Dalam perkembangannya, pasca insiden data telah bocor. Meski tidak menjelaskan rinci, juru bicara JLR menyatakan pihaknya terus melakukan penyelidikan forensik dan “kami akan menghubungi siapa pun yang relevan jika ditemukan bahwa data mereka terpengaruh.”
Pemasok komponen JLR juga terkena imbas atas insiden siber, dimana beberapa dari mereka terpaksa menghentikan atau mengurangi produksi seperti dialami Eberspächer Gruppe GmbH & Co., juru bicara perusahaan, Anja Kaufer menegaskan dikutip dari Bloomberg News.
Aktivitas siber yang mengganggu merupakan jalan terjal baru JLR, setelah penurunan laba pada kuartal terakhir.
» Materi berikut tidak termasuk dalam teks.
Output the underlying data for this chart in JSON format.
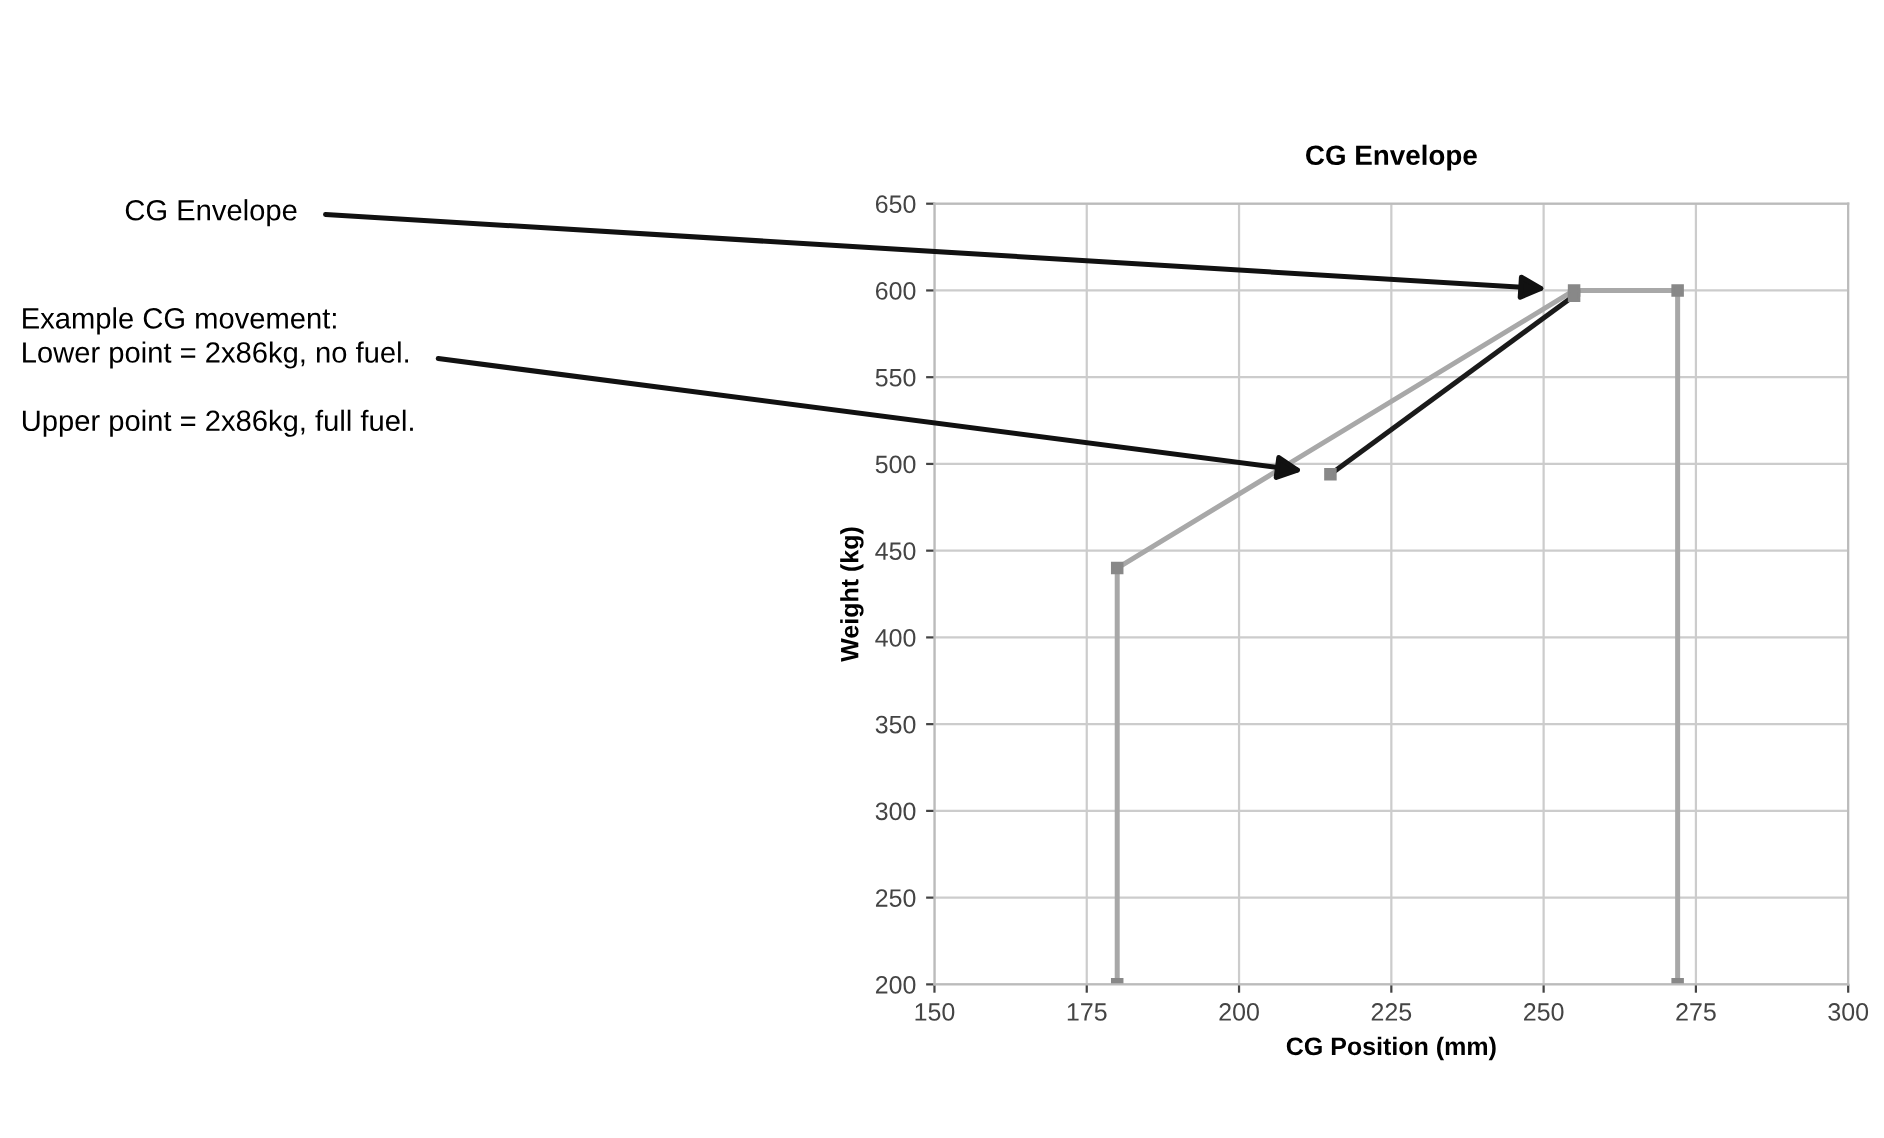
{
  "chart_data": {
    "type": "line",
    "title": "CG Envelope",
    "xlabel": "CG Position (mm)",
    "ylabel": "Weight (kg)",
    "series": [
      {
        "color": "#a8a8a8",
        "x": [
          180,
          180,
          255,
          272,
          272
        ],
        "values": [
          200,
          440,
          600,
          600,
          200
        ]
      },
      {
        "color": "#1a1a1a",
        "x": [
          215,
          255
        ],
        "values": [
          494,
          597
        ]
      }
    ],
    "annotations": [
      "CG Envelope",
      "Example CG movement:",
      "Lower point = 2x86kg, no fuel.",
      "Upper point = 2x86kg, full fuel."
    ],
    "xlim": [
      150,
      300
    ],
    "xticks": [
      150,
      175,
      200,
      225,
      250,
      275,
      300
    ],
    "ylim": [
      200,
      650
    ],
    "yticks": [
      200,
      250,
      300,
      350,
      400,
      450,
      500,
      550,
      600,
      650
    ],
    "grid": true,
    "marker": "square",
    "line_style": "solid",
    "legend": false
  }
}
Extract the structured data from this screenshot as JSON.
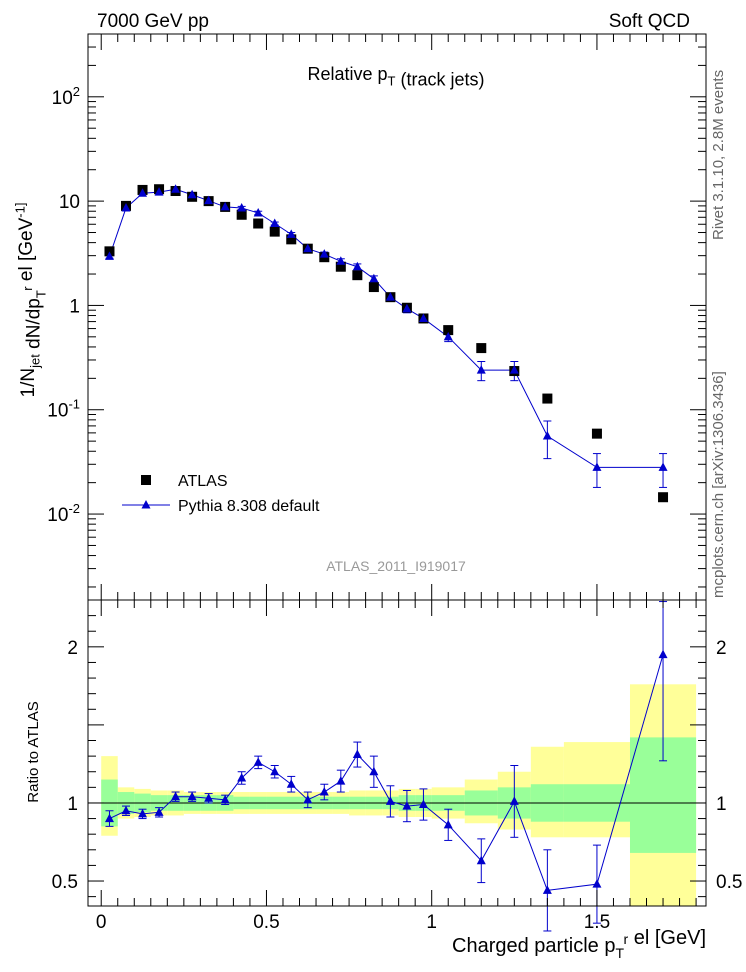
{
  "header": {
    "left": "7000 GeV pp",
    "right": "Soft QCD"
  },
  "side_labels": {
    "rivet": "Rivet 3.1.10, 2.8M events",
    "source": "mcplots.cern.ch [arXiv:1306.3436]"
  },
  "watermark": "ATLAS_2011_I919017",
  "legend_position": "bottom-left",
  "colors": {
    "data": "#000000",
    "mc": "#0000cc",
    "band_inner": "#99ff99",
    "band_outer": "#ffff99"
  },
  "chart_data": [
    {
      "type": "scatter",
      "title": "Relative p_T (track jets)",
      "xlabel": "",
      "ylabel": "1/N_jet dN/dp_T^r el [GeV^-1]",
      "yscale": "log",
      "xlim": [
        -0.04,
        1.83
      ],
      "ylim": [
        0.0015,
        400
      ],
      "ytick_labels": [
        "10^-2",
        "10^-1",
        "1",
        "10",
        "10^2"
      ],
      "grid": false,
      "series": [
        {
          "name": "ATLAS",
          "marker": "square",
          "x": [
            0.025,
            0.075,
            0.125,
            0.175,
            0.225,
            0.275,
            0.325,
            0.375,
            0.425,
            0.475,
            0.525,
            0.575,
            0.625,
            0.675,
            0.725,
            0.775,
            0.825,
            0.875,
            0.925,
            0.975,
            1.05,
            1.15,
            1.25,
            1.35,
            1.5,
            1.7
          ],
          "y": [
            3.3,
            9.0,
            12.8,
            13.0,
            12.5,
            11.0,
            10.0,
            8.8,
            7.4,
            6.1,
            5.1,
            4.3,
            3.5,
            2.9,
            2.35,
            1.95,
            1.5,
            1.2,
            0.95,
            0.75,
            0.58,
            0.39,
            0.235,
            0.128,
            0.059,
            0.0145
          ]
        },
        {
          "name": "Pythia 8.308 default",
          "marker": "triangle",
          "x": [
            0.025,
            0.075,
            0.125,
            0.175,
            0.225,
            0.275,
            0.325,
            0.375,
            0.425,
            0.475,
            0.525,
            0.575,
            0.625,
            0.675,
            0.725,
            0.775,
            0.825,
            0.875,
            0.925,
            0.975,
            1.05,
            1.15,
            1.25,
            1.35,
            1.5,
            1.7
          ],
          "y": [
            2.95,
            8.6,
            11.9,
            12.2,
            13.0,
            11.5,
            10.1,
            8.8,
            8.6,
            7.7,
            6.1,
            4.8,
            3.5,
            3.1,
            2.65,
            2.35,
            1.8,
            1.2,
            0.93,
            0.75,
            0.5,
            0.24,
            0.24,
            0.056,
            0.028,
            0.028
          ],
          "yerr": [
            0.12,
            0.2,
            0.3,
            0.3,
            0.3,
            0.3,
            0.25,
            0.2,
            0.3,
            0.3,
            0.2,
            0.2,
            0.15,
            0.15,
            0.15,
            0.15,
            0.12,
            0.08,
            0.08,
            0.06,
            0.05,
            0.05,
            0.05,
            0.022,
            0.01,
            0.01
          ]
        }
      ]
    },
    {
      "type": "line",
      "xlabel": "Charged particle p_T^r el [GeV]",
      "ylabel": "Ratio to ATLAS",
      "xlim": [
        -0.04,
        1.83
      ],
      "ylim": [
        0.34,
        2.3
      ],
      "xticks": [
        0,
        0.5,
        1,
        1.5
      ],
      "xtick_labels": [
        "0",
        "0.5",
        "1",
        "1.5"
      ],
      "yticks": [
        0.5,
        1,
        2
      ],
      "ytick_labels": [
        "0.5",
        "1",
        "2"
      ],
      "reference_line": 1,
      "uncertainty_bands": {
        "bins": [
          0,
          0.05,
          0.1,
          0.15,
          0.2,
          0.25,
          0.3,
          0.35,
          0.4,
          0.45,
          0.5,
          0.55,
          0.6,
          0.65,
          0.7,
          0.75,
          0.8,
          0.85,
          0.9,
          0.95,
          1.0,
          1.1,
          1.2,
          1.3,
          1.4,
          1.6,
          1.8
        ],
        "inner_low": [
          0.85,
          0.93,
          0.94,
          0.95,
          0.95,
          0.95,
          0.95,
          0.95,
          0.96,
          0.96,
          0.96,
          0.96,
          0.96,
          0.96,
          0.96,
          0.96,
          0.96,
          0.96,
          0.95,
          0.95,
          0.95,
          0.92,
          0.9,
          0.88,
          0.88,
          0.68
        ],
        "inner_high": [
          1.15,
          1.07,
          1.06,
          1.05,
          1.05,
          1.05,
          1.05,
          1.05,
          1.04,
          1.04,
          1.04,
          1.04,
          1.04,
          1.04,
          1.04,
          1.04,
          1.04,
          1.04,
          1.05,
          1.05,
          1.05,
          1.08,
          1.1,
          1.12,
          1.12,
          1.42
        ],
        "outer_low": [
          0.79,
          0.9,
          0.91,
          0.92,
          0.92,
          0.93,
          0.93,
          0.93,
          0.93,
          0.93,
          0.93,
          0.93,
          0.93,
          0.93,
          0.93,
          0.92,
          0.92,
          0.92,
          0.91,
          0.91,
          0.9,
          0.87,
          0.83,
          0.78,
          0.78,
          0.0
        ],
        "outer_high": [
          1.3,
          1.1,
          1.09,
          1.08,
          1.08,
          1.07,
          1.07,
          1.07,
          1.07,
          1.07,
          1.07,
          1.07,
          1.07,
          1.07,
          1.07,
          1.08,
          1.08,
          1.08,
          1.09,
          1.09,
          1.1,
          1.15,
          1.2,
          1.36,
          1.39,
          1.76
        ]
      },
      "series": [
        {
          "name": "Pythia 8.308 default",
          "x": [
            0.025,
            0.075,
            0.125,
            0.175,
            0.225,
            0.275,
            0.325,
            0.375,
            0.425,
            0.475,
            0.525,
            0.575,
            0.625,
            0.675,
            0.725,
            0.775,
            0.825,
            0.875,
            0.925,
            0.975,
            1.05,
            1.15,
            1.25,
            1.35,
            1.5,
            1.7
          ],
          "y": [
            0.9,
            0.95,
            0.93,
            0.94,
            1.04,
            1.04,
            1.03,
            1.02,
            1.16,
            1.26,
            1.2,
            1.12,
            1.02,
            1.07,
            1.14,
            1.31,
            1.2,
            1.01,
            0.98,
            0.99,
            0.86,
            0.63,
            1.01,
            0.44,
            0.48,
            1.95
          ],
          "yerr": [
            0.05,
            0.03,
            0.03,
            0.03,
            0.03,
            0.03,
            0.03,
            0.03,
            0.04,
            0.04,
            0.04,
            0.05,
            0.05,
            0.05,
            0.07,
            0.08,
            0.1,
            0.1,
            0.1,
            0.1,
            0.1,
            0.14,
            0.23,
            0.26,
            0.25,
            0.68
          ]
        }
      ]
    }
  ]
}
Perusahaan tersebut sementara menghentikan pengiriman ke AS setelah Presiden Donald Trump memberlakukan tarif impor yang lebih tinggi.
Pada peringkat kedua sektor sektor yang paling sering menjadi sasaran serangan siber adalah keuangan dan asuransi, disusul jasa layanan bisnis, kemudian energi pada urutan keempat.
Berikut urutan lengkap sektor paling rawan incaran hacker:
-
Manufaktur skor 26%
-
Keuangan dan asuransi skor 23%
-
Jasa layanan bisnis skor 18%
-
Energi skor 10%
-
Transportasi 7%
-
Ritel 5%
-
Layanan kesehatan 5%
-
Pemerintah 3%
Jika berdasarkan wilayah, Asia Pasifik adalah langganan ancaman siber paling tinggi dengan peningkatan sebesar 13%, efek dari posisinya sebagai pusat teknologi dan manufaktur. Pelaku serangan di dunia maya juga menggunakan AI, memanfaatkan deepfakes dalam serangan phishing.
“Kami juga mengamati aktor ancaman menggunakan AI generatif untuk membuat email phishing dan menulis kode berbahaya,” tulis laporan tersebut. “Jumlah infostealer yang dikirim melalui email phishing setiap minggunya naik 84%. Secara tahunan, X-Force melihat peningkatan infostealer yang dikirim melalui email phishing dan serangan phishing kredensial.”